Nor was the ever-flexible Clarke the only Clinton administration official who linked Saddam to al-Qaeda. In the wake of the Sudan missile strike, reporters on the ground found only aspirin bottles, and the ground sample that initiated the strike turned out to be taken some distance away from the plant itself. As Hayes recalls, the Clinton administration made a concerted effort to justify its action in light of the lack of clear evidence of WMD:

The Clinton administration sought to dispel doubts about the targeting and, on August 24, 1998, made available a "senior intelligence official" to brief reporters on background. The briefer cited "strong ties between the plant and Iraq" as one of the justifications for attacking it. The next day, undersecretary of state for political affairs Thomas Pickering briefed reporters at the National Press Club. Pickering explained that the intelligence community had been monitoring the plant for "at least two years," and that the evidence was "quite clear on contacts between Sudan and Iraq." In all, at least six top Clinton administration officials have defended on the record the strikes in Sudan by citing a link to Iraq.

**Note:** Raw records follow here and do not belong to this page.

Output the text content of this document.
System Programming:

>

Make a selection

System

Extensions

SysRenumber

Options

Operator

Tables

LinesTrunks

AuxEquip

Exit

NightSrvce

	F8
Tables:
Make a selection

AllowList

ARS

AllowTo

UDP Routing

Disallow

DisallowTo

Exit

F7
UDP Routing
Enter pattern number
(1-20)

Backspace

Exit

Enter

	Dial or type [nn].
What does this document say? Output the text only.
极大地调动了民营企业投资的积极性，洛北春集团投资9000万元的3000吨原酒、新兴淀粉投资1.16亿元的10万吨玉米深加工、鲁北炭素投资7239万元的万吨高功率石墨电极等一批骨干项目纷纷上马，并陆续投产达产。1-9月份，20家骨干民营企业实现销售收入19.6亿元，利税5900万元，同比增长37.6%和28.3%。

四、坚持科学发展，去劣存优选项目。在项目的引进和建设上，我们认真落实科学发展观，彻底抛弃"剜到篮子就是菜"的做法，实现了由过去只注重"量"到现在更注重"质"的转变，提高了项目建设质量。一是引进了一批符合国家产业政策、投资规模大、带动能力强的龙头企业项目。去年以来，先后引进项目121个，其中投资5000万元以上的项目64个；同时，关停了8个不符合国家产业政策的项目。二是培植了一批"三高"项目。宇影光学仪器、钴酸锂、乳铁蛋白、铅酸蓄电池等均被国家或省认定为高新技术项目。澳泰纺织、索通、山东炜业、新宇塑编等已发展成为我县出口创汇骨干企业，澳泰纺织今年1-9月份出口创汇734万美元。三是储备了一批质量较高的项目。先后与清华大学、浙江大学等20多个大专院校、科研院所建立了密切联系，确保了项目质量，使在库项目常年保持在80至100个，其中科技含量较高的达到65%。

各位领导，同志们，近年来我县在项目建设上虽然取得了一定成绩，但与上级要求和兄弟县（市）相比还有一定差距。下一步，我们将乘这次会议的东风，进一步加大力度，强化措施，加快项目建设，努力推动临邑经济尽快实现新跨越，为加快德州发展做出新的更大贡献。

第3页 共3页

Yet again in 1998, the Clinton administration made its case that Saddam Hussein and Osama bin Laden had worked together to coordinate activities and to share expertise on WMD, as well as develop targets for attacks. In its indictment of Osama bin Laden prior to the embassy bombings in Tanzania and Kenya that killed over 250 people, most of them ironically Muslims but twelve Americans as well, the Clinton indictment read:

Al Qaeda reached an understanding with the government of Iraq that al Qaeda would not work against that government and that on particular projects, specifically including weapons development, al Qaeda would work cooperatively with the Government of Iraq.

So what happened to all of this evidence, and more importantly, what changed to convince the media that none of this is applicable now? The most obvious change occurred in January 2001, when the White House switched to Republican control. While Bill Clinton has publically said that George Bush operated from the same intelligence analysis as he had and that they drew fundamentally the same conclusions, others from his adminstration have worked to give the impression that they never believed in such a connection. Richard Clarke merely provides the clearest example.

During 1998 and 1999, Newsweek, NPR, and the rest of the mainstream media didn't question how a secular regime like Saddam's and the religious fanaticim of bin Laden could coordinate when reporting their ties as fact. However, now the entire media establishment treat such reports as flights of fancy and proof of conservative chumpery. Either they allowed themselves to be duped earlier by the Clinton administration or they're balking now in order to make Bush look bad. I'll leave it to you to determine which you think is the case.